The World Health Organization estimates that there are hundreds of millions of dengue infections every year, and nearly two-thirds occur in Asia. There is no specific treatment for the virus, and severe cases can lead to death if not detected early and if patients do not receive adequate medical care.
“Due to the heavy stream of Covid-19 patients, we are turning dengue patients to other hospitals,” said Brig. Gen. Nazmul Haque, the director of the Dhaka Medical College Hospital in Bangladesh. “We are only treating the patients who are infected with both coronavirus and dengue.”

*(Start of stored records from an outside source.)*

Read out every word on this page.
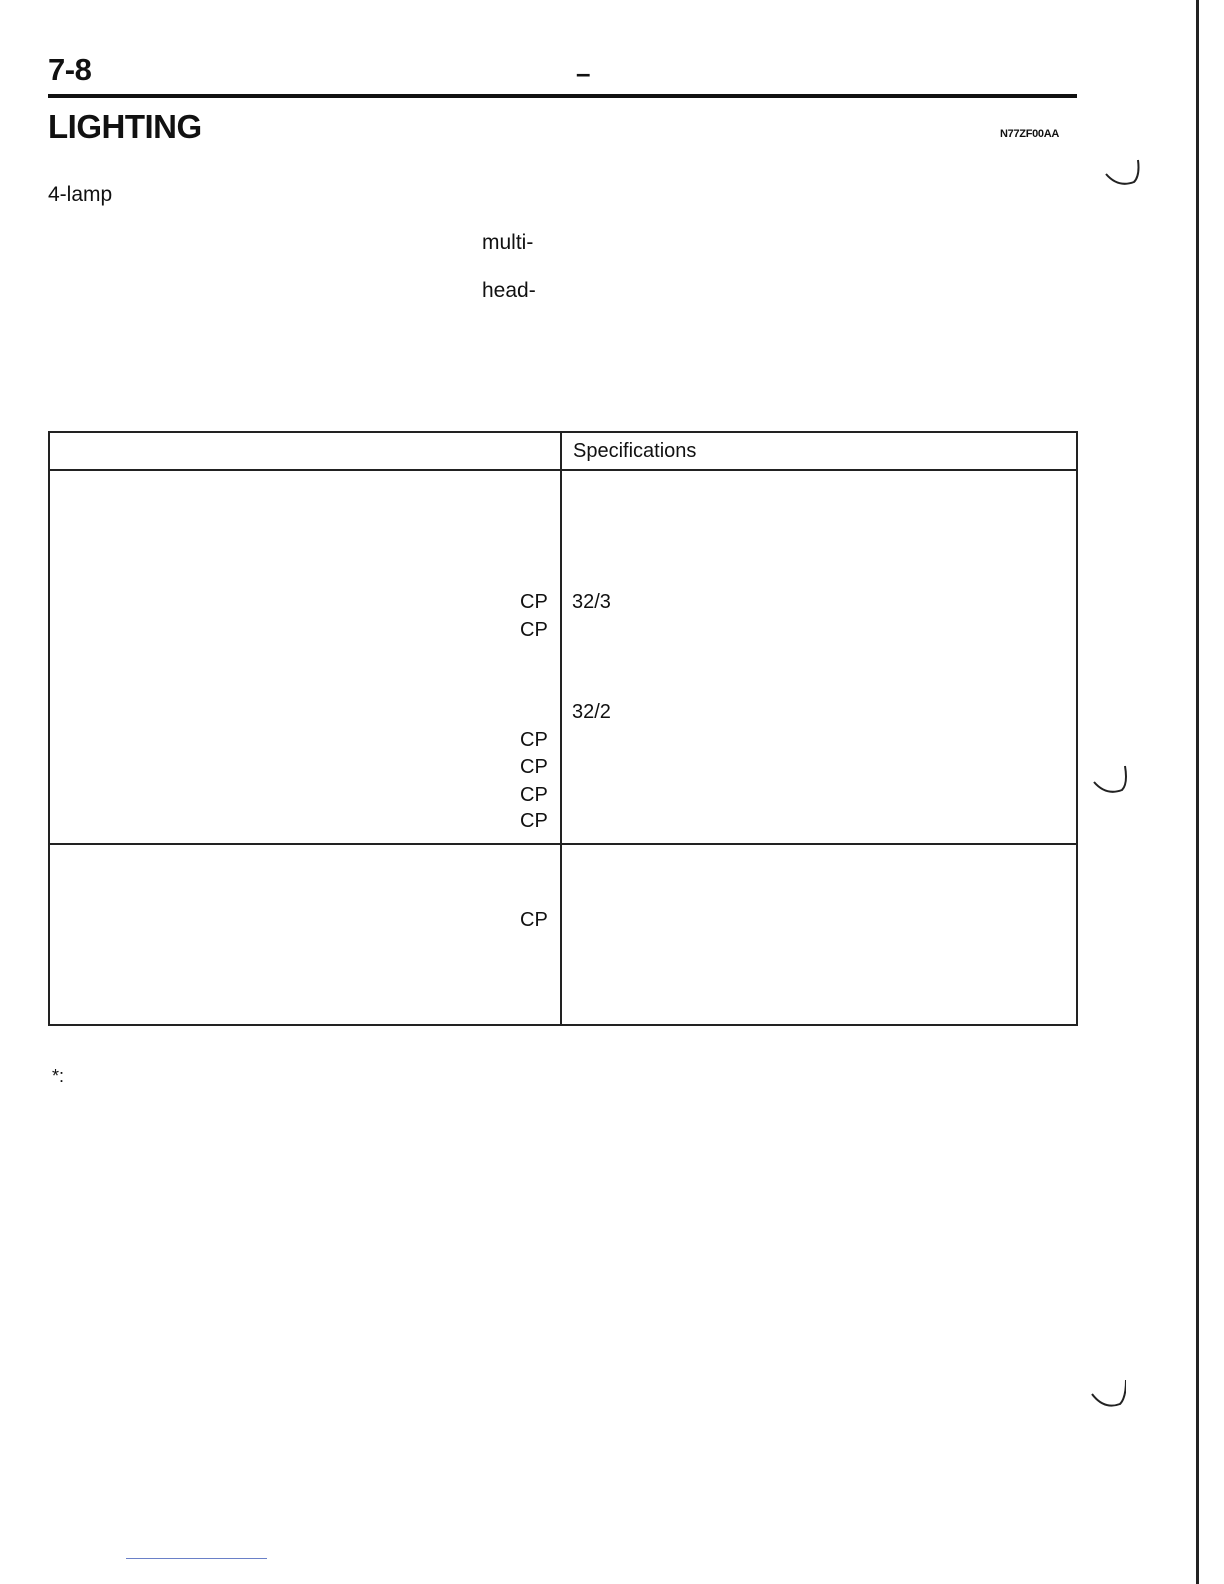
7-8	–
LIGHTING	N77ZF00AA
4-lamp
multi-
head-
Specifications
CP 32/3
CP
32/2
CP
CP
CP
CP
CP
*:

Dengue outbreaks also remain endemic in India, Nepal and Pakistan. In Kathmandu, Nepal’s capital, officials said the main hospital that treated dengue patients in previous years had been turned into a Covid hospital amid the country’s second wave of infections.
The government laboratory where all suspected dengue cases would usually be referred to for testing has also been overwhelmed with coronavirus tests, they said.